Two regenerative braking values available
To satisfy those who do not like this important engine brake (2 m / s2 for technicians), the XC40 Recharge P8 AWD – that's its nickname – will offer a lower level of regenerative braking, which was not yet available. on the model tested, as well as a freewheel mode for those who prefer. Of course, in an emergency, in this "One Pedal" mode, it will be necessary to press the brake pedal, which is quite natural to dose, except on small surprise braking in town where there is a small and unpleasant reaction time.
Android on board
On board, in addition to the various displays related to the electrical functions, we note the appearance of a new communication interface using the Android system of our mobile phones. This allows us to have all the apps we are used to, to replace the access and start key with our smartphone, and this electric XC40 to be connected to the outside.

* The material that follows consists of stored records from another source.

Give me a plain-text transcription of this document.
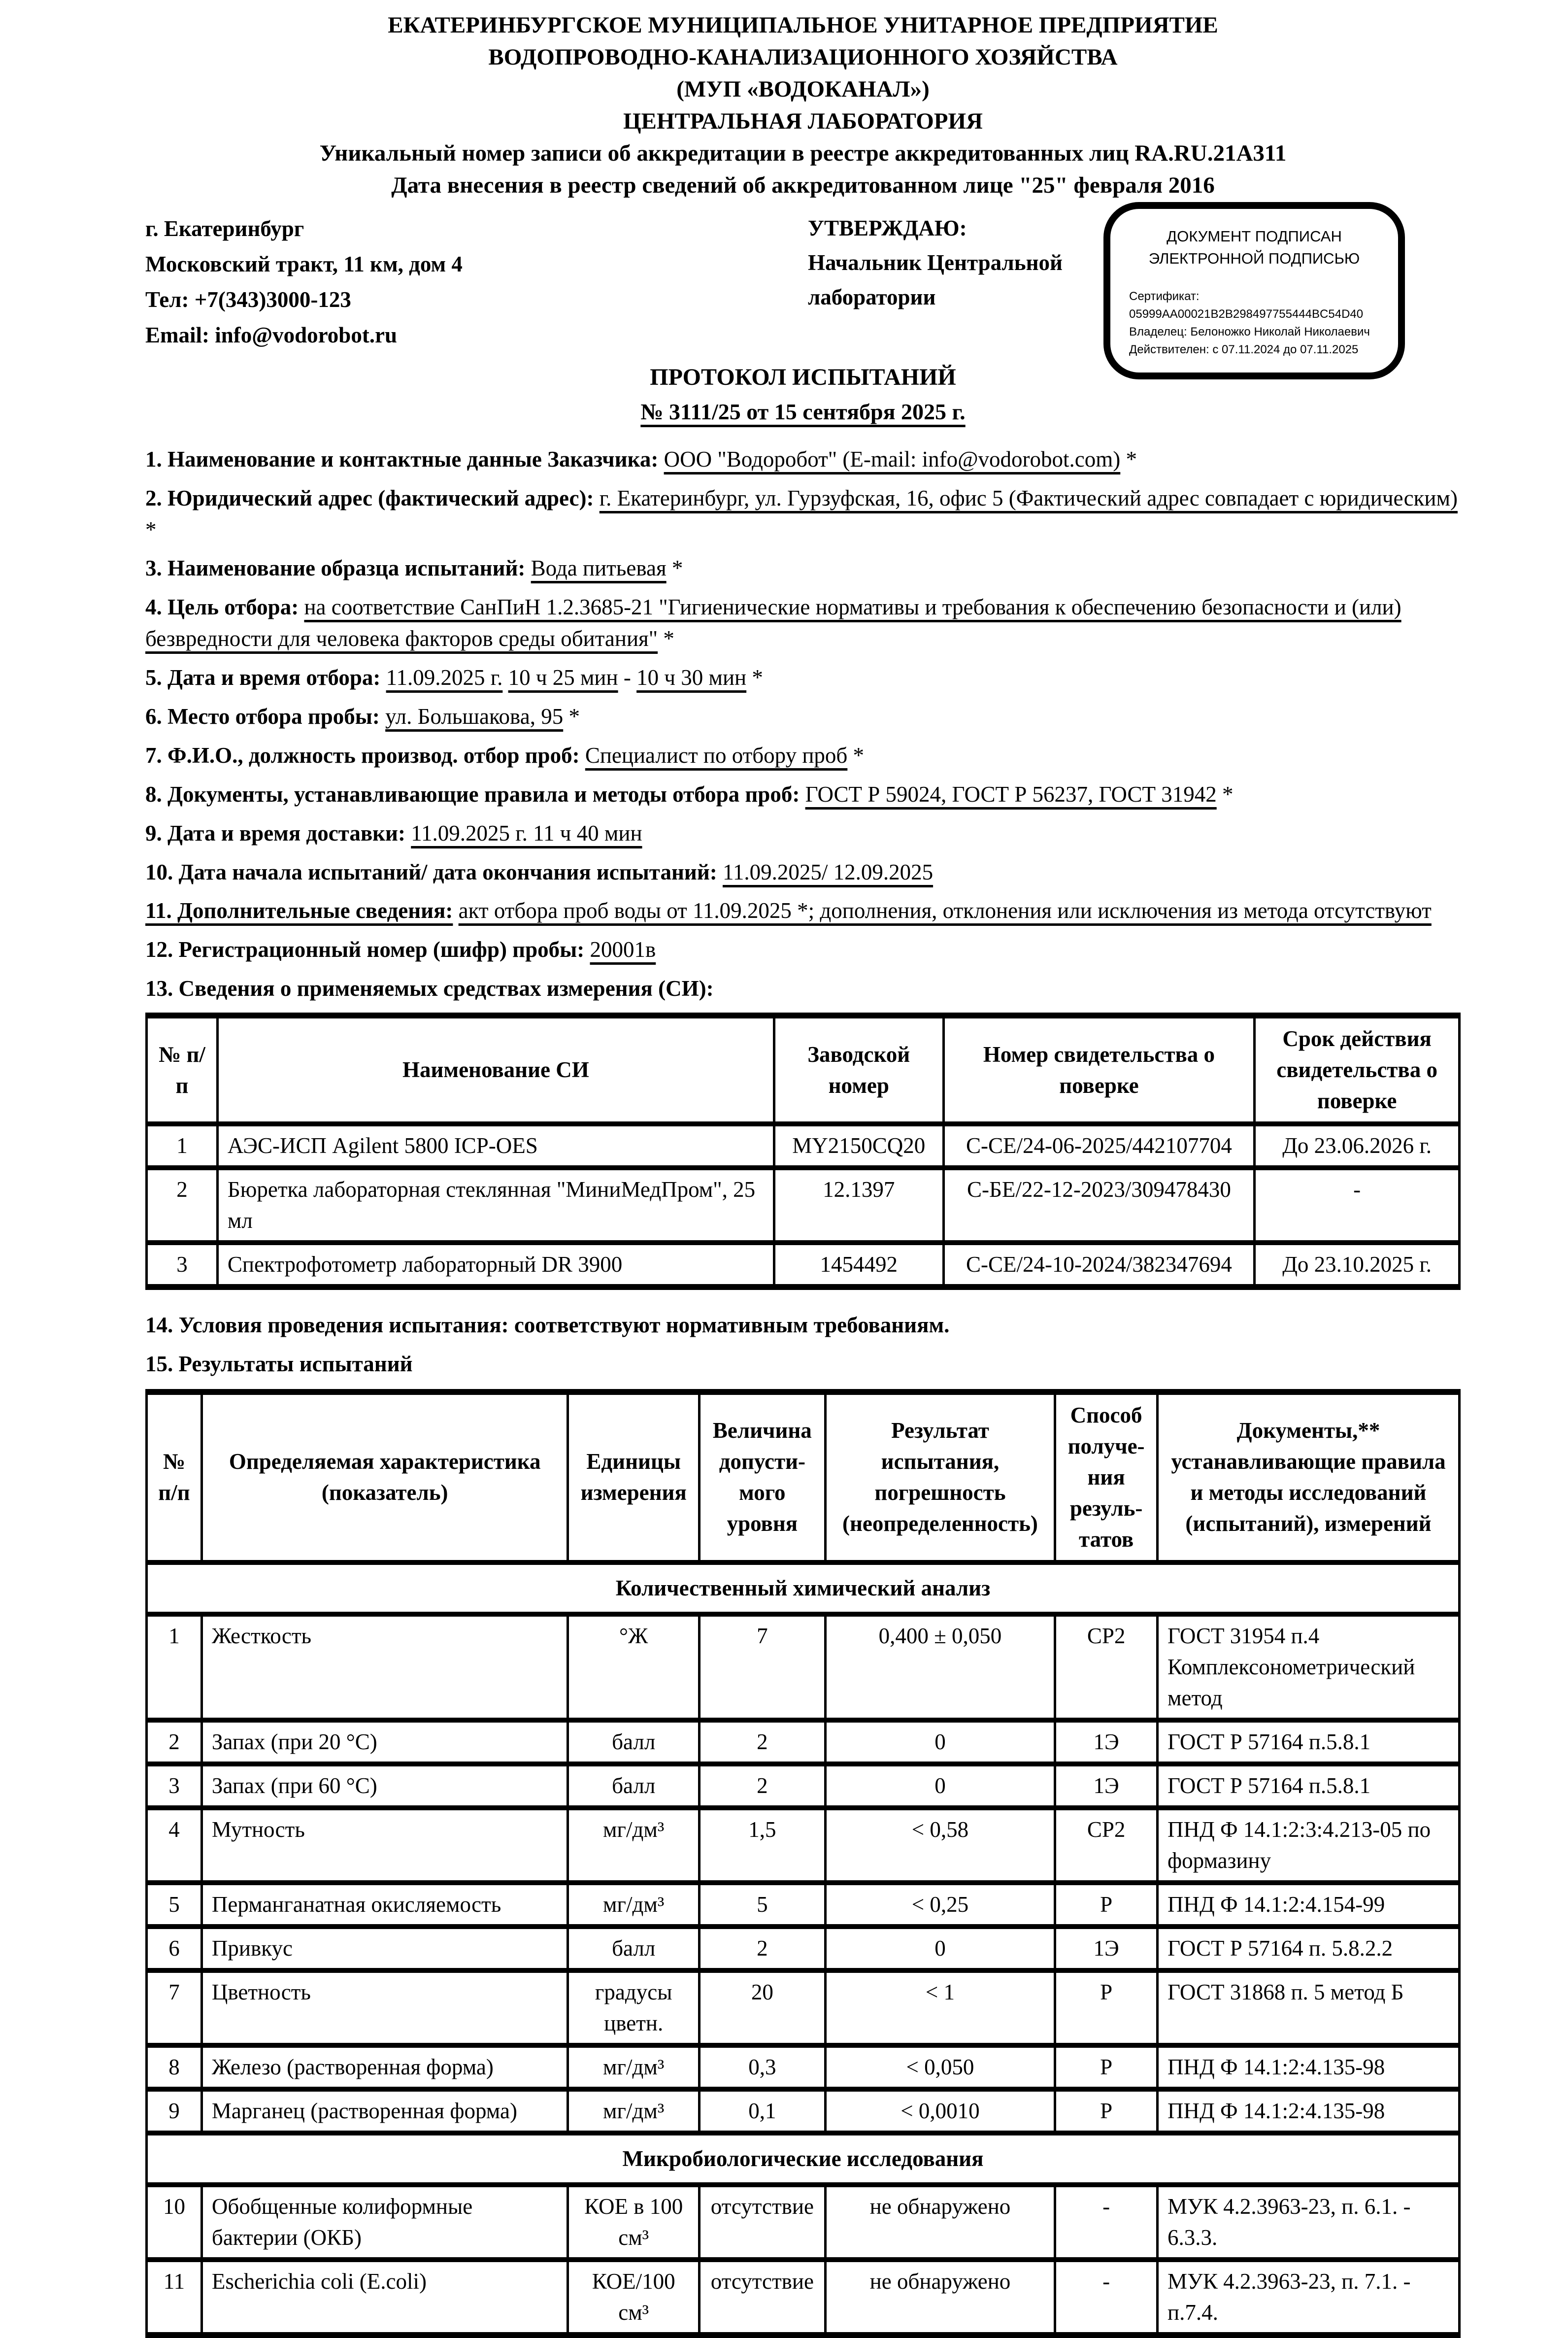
ЕКАТЕРИНБУРГСКОЕ МУНИЦИПАЛЬНОЕ УНИТАРНОЕ ПРЕДПРИЯТИЕ

ВОДОПРОВОДНО-КАНАЛИЗАЦИОННОГО ХОЗЯЙСТВА

(МУП «ВОДОКАНАЛ»)

ЦЕНТРАЛЬНАЯ ЛАБОРАТОРИЯ

Уникальный номер записи об аккредитации в реестре аккредитованных лиц RA.RU.21A311

Дата внесения в реестр сведений об аккредитованном лице "25" февраля 2016

г. Екатеринбург
Московский тракт, 11 км, дом 4
Тел: +7(343)3000-123
Email: info@vodorobot.ru
УТВЕРЖДАЮ:
Начальник Центральной
лаборатории
ДОКУМЕНТ ПОДПИСАН
ЭЛЕКТРОННОЙ ПОДПИСЬЮ
Сертификат: 05999AA00021B2B298497755444BC54D40
Владелец: Белоножко Николай Николаевич
Действителен: с 07.11.2024 до 07.11.2025

ПРОТОКОЛ ИСПЫТАНИЙ

№ 3111/25 от 15 сентября 2025 г.

1. Наименование и контактные данные Заказчика: ООО "Водоробот" (E-mail: info@vodorobot.com) *

2. Юридический адрес (фактический адрес): г. Екатеринбург, ул. Гурзуфская, 16, офис 5 (Фактический адрес совпадает с юридическим) *

3. Наименование образца испытаний: Вода питьевая *

4. Цель отбора: на соответствие СанПиН 1.2.3685-21 "Гигиенические нормативы и требования к обеспечению безопасности и (или) безвредности для человека факторов среды обитания" *

5. Дата и время отбора: 11.09.2025 г. 10 ч 25 мин - 10 ч 30 мин *

6. Место отбора пробы: ул. Большакова, 95 *

7. Ф.И.О., должность производ. отбор проб: Специалист по отбору проб *

8. Документы, устанавливающие правила и методы отбора проб: ГОСТ Р 59024, ГОСТ Р 56237, ГОСТ 31942 *

9. Дата и время доставки: 11.09.2025 г. 11 ч 40 мин

10. Дата начала испытаний/ дата окончания испытаний: 11.09.2025/ 12.09.2025

11. Дополнительные сведения: акт отбора проб воды от 11.09.2025 *; дополнения, отклонения или исключения из метода отсутствуют

12. Регистрационный номер (шифр) пробы: 20001в

13. Сведения о применяемых средствах измерения (СИ):

№ п/п	Наименование СИ	Заводской номер	Номер свидетельства о поверке	Срок действия свидетельства о поверке
1	АЭС-ИСП Agilent 5800 ICP-OES	MY2150CQ20	С-СЕ/24-06-2025/442107704	До 23.06.2026 г.
2	Бюретка лабораторная стеклянная "МиниМедПром", 25 мл	12.1397	С-БЕ/22-12-2023/309478430	-
3	Спектрофотометр лабораторный DR 3900	1454492	С-СЕ/24-10-2024/382347694	До 23.10.2025 г.

14. Условия проведения испытания: соответствуют нормативным требованиям.

15. Результаты испытаний

№ п/п	Определяемая характеристика (показатель)	Единицы измерения	Величина допусти-мого уровня	Результат испытания, погрешность (неопределенность)	Способ получе-ния резуль-татов	Документы,** устанавливающие правила и методы исследований (испытаний), измерений
Количественный химический анализ						
1	Жесткость	°Ж	7	0,400 ± 0,050	СР2	ГОСТ 31954 п.4 Комплексонометрический метод
2	Запах (при 20 °С)	балл	2	0	1Э	ГОСТ Р 57164 п.5.8.1
3	Запах (при 60 °С)	балл	2	0	1Э	ГОСТ Р 57164 п.5.8.1
4	Мутность	мг/дм³	1,5	< 0,58	СР2	ПНД Ф 14.1:2:3:4.213-05 по формазину
5	Перманганатная окисляемость	мг/дм³	5	< 0,25	Р	ПНД Ф 14.1:2:4.154-99
6	Привкус	балл	2	0	1Э	ГОСТ Р 57164 п. 5.8.2.2
7	Цветность	градусы цветн.	20	< 1	Р	ГОСТ 31868 п. 5 метод Б
8	Железо (растворенная форма)	мг/дм³	0,3	< 0,050	Р	ПНД Ф 14.1:2:4.135-98
9	Марганец (растворенная форма)	мг/дм³	0,1	< 0,0010	Р	ПНД Ф 14.1:2:4.135-98
Микробиологические исследования						
10	Обобщенные колиформные бактерии (ОКБ)	КОЕ в 100 см³	отсутствие	не обнаружено	-	МУК 4.2.3963-23, п. 6.1. - 6.3.3.
11	Escherichia coli (E.coli)	КОЕ/100 см³	отсутствие	не обнаружено	-	МУК 4.2.3963-23, п. 7.1. - п.7.4.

The updates will be done by the Cloud as at Tesla, while this SUV "communicates" with the other connected cars, for example by signaling to others that the road is slippery if there is a triggering of traction control, ABS or ESP, or by receiving this same information from other connected cars.
A barely shrunken chest
Finally, thanks to a battery architecture making the best use of the underside of the seats and the central tunnel, which is now useless in the absence of an exhaust and a transmission shaft, Volvo has practically succeeded in preserving the boot space, which would lose only around 20 dm3. Something that we will not fail to check in January, just like the real autonomy, which Volvo announces at 418 km on the WLTP cycle.
On the other hand, if fast charging to 150 kW is possible for an 80% full in 40 minutes (remember that there are only about forty Ionity terminals offering this power in France, and only on the motorways), is astonishing that Volvo does not provide better than a 16 A cable (3.7 kW max, so a full in 20 h) to recharge it on a Wallbox at home, while a 32 A (7.4 kW) cable would cut the recharging time in half. For those who have a three-phase power supply (this is extremely rare at home), this Swede fortunately has an on-board charger of 11 kW, which is enough to fill up to 80% in about 6 hours. This 100% electric Volvo will be available from next January against € 59,940 (bonus of € 3,000 so if no options), only in R-Design finish.